The regulation of the protective measures stipulated in Sec. 2 para. 2 Corona-ArbSchV 2022 includes a catalogue of standard examples; i.e. the employer must comprehensively conduct the risk assessment with regard to the dangers and other risks emanating from the further spread of the Corona virus for his employees at the operational workplace and also stipulate protective measures in his operational hygiene concept in individual cases that are not explicitly included in the catalogue (e.g. the measures of workplace rotation (“Team A/Team B”) already stipulated in practice under the Corona ArbSchV 2021, the provision of appropriate protective clothing).

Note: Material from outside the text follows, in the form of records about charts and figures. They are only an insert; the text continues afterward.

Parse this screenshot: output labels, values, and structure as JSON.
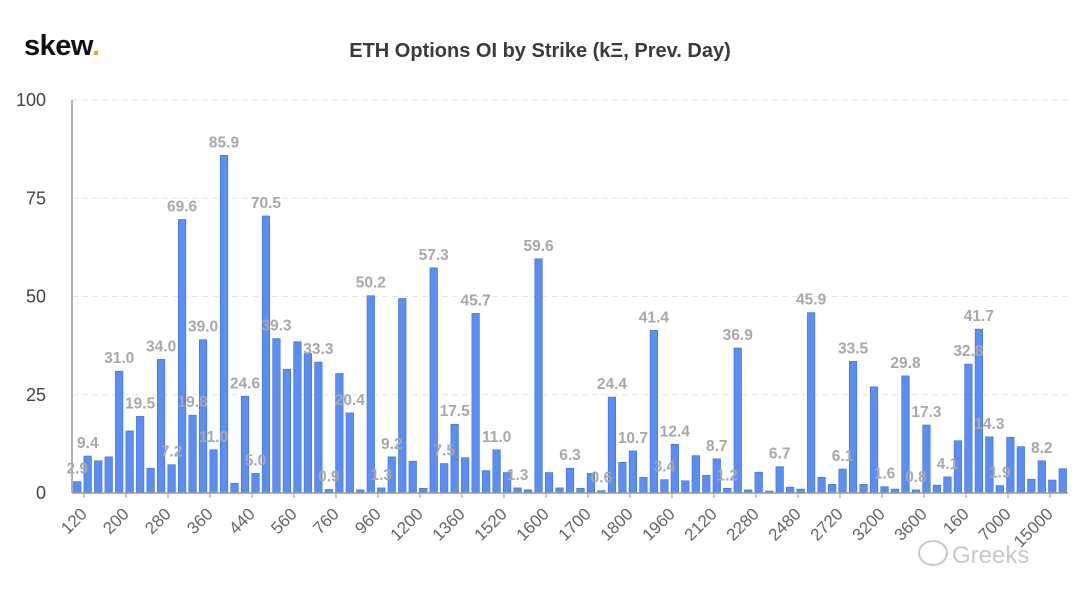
{
  "brand": {
    "name": "skew",
    "dot": "."
  },
  "watermark": "Greeks",
  "colors": {
    "bar": "#5b8ef0",
    "bar_dark": "#3f6fd9",
    "grid": "#e6e6e6",
    "axis": "#9a9a9a",
    "label": "#a8a8a8",
    "tick": "#666666"
  },
  "chart_data": {
    "type": "bar",
    "title": "ETH Options OI by Strike (kΞ, Prev. Day)",
    "xlabel": "",
    "ylabel": "",
    "ylim": [
      0,
      100
    ],
    "yticks": [
      0,
      25,
      50,
      75,
      100
    ],
    "grid": true,
    "x_tick_labels": [
      "120",
      "200",
      "280",
      "360",
      "440",
      "560",
      "760",
      "960",
      "1200",
      "1360",
      "1520",
      "1600",
      "1700",
      "1800",
      "1960",
      "2120",
      "2280",
      "2480",
      "2720",
      "3200",
      "3600",
      "160",
      "7000",
      "15000"
    ],
    "values": [
      2.9,
      9.4,
      8.2,
      9.2,
      31.0,
      15.8,
      19.5,
      6.3,
      34.0,
      7.2,
      69.6,
      19.8,
      39.0,
      11.0,
      85.9,
      2.5,
      24.6,
      5.0,
      70.5,
      39.3,
      31.5,
      38.5,
      35.5,
      33.3,
      0.9,
      30.4,
      20.4,
      0.8,
      50.2,
      1.3,
      9.2,
      49.5,
      8.1,
      1.2,
      57.3,
      7.5,
      17.5,
      9.0,
      45.7,
      5.7,
      11.0,
      5.2,
      1.3,
      0.8,
      59.6,
      5.2,
      1.3,
      6.3,
      1.2,
      5.0,
      0.6,
      24.4,
      7.8,
      10.7,
      4.0,
      41.4,
      3.4,
      12.4,
      3.1,
      9.5,
      4.5,
      8.7,
      1.2,
      36.9,
      0.8,
      5.3,
      0.5,
      6.7,
      1.5,
      1.0,
      45.9,
      4.0,
      2.2,
      6.1,
      33.5,
      2.2,
      27.0,
      1.6,
      1.0,
      29.8,
      0.8,
      17.3,
      2.0,
      4.1,
      13.3,
      32.8,
      41.7,
      14.3,
      1.9,
      14.2,
      11.8,
      3.5,
      8.2,
      3.3,
      6.2
    ],
    "data_labels": {
      "0": "2.9",
      "1": "9.4",
      "4": "31.0",
      "6": "19.5",
      "8": "34.0",
      "9": "7.2",
      "10": "69.6",
      "11": "19.8",
      "12": "39.0",
      "13": "11.0",
      "14": "85.9",
      "16": "24.6",
      "17": "5.0",
      "18": "70.5",
      "19": "39.3",
      "23": "33.3",
      "24": "0.9",
      "26": "20.4",
      "28": "50.2",
      "29": "1.3",
      "30": "9.2",
      "34": "57.3",
      "35": "7.5",
      "36": "17.5",
      "38": "45.7",
      "40": "11.0",
      "42": "1.3",
      "44": "59.6",
      "47": "6.3",
      "50": "0.6",
      "51": "24.4",
      "53": "10.7",
      "55": "41.4",
      "56": "3.4",
      "57": "12.4",
      "61": "8.7",
      "62": "1.2",
      "63": "36.9",
      "67": "6.7",
      "70": "45.9",
      "73": "6.1",
      "74": "33.5",
      "77": "1.6",
      "79": "29.8",
      "80": "0.8",
      "81": "17.3",
      "83": "4.1",
      "85": "32.8",
      "86": "41.7",
      "87": "14.3",
      "88": "1.9",
      "92": "8.2"
    }
  }
}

The examination of a possible home office activity included in the catalogue of standard examples must validate any operational reasons for the contrary. This is not defined more specifically in Sec. 2 Corona ArbSchV 2022. Employers will have to/must be able to systematize the reasons that have already proven fruitful in practice for the home office regulation in Sec. 2 para. 4 of the Corona ArbSchV 2021, according to which operational reasons may result:

  • from the required spatial relationship between the employee's activity and the operational workplace: This case group includes activities that must be performed at the operational workplace. The draught bill provides examples of office activities associated with the processing and distribution of incoming mail; the processing of incoming and outgoing goods as well as counter services for customer and employee contacts that are still required, material expenditure, repair and maintenance activities, caretaker services and emergency services to maintain operations.
  • from the required technical connection of the employee's activity to the operational workplace: This case group includes, in particular, activities that are subject to special requirements of data protection and/or the protection of trade secrets, if these special requirements/protection cannot be complied with in the case of a home office activity, in particular due to technical reasons.
  • from the concrete (other) content-related design of the employee's activity: For instance, if the employee can only perform his activity in interactive presence with relevant other employees of the employer. This includes, for example, management activities performed by employees in their supervisory role, which can only be performed in person.

The standard of review is more generous in favour of the employer compared to the provision of Sec. 2 para. 4 Corona ArbSchV 2021, as a home office activity no longer needs to be considered in the operational hygiene concept when affirming the relevant operational reason, and the balancing of interests with the individual interests of the employee required for the predecessor provision of Sec. 2 para. 4 Corona ArbSchV 2021 (“compelling operational reasons”) is no longer necessary.

 

3. Voluntary establishment/continuation of a home office offer

Notwithstanding this, employers may continue to allow their employees to work at home, at least in part, as long as this is compatible with their business and HR strategy. In practice, hybrid workplace models with a home office share of up to 40%/60% of regular working hours (“2-/3-day home office”) have become established over the past few months. Employers who offer the (voluntary) home office option for the first time after 1 August 2022 must comply with the new version of the Notification Act (NachwG 2022) regarding the written form requirement, which took effect on 1 August 2022.

 

4. Outlook: Coming into effect and duration of the Corona ArbSchV 2022

The Corona ArbSchV 2022 goes into effect on 1 October 2022 and will have a term until 7 April 2023.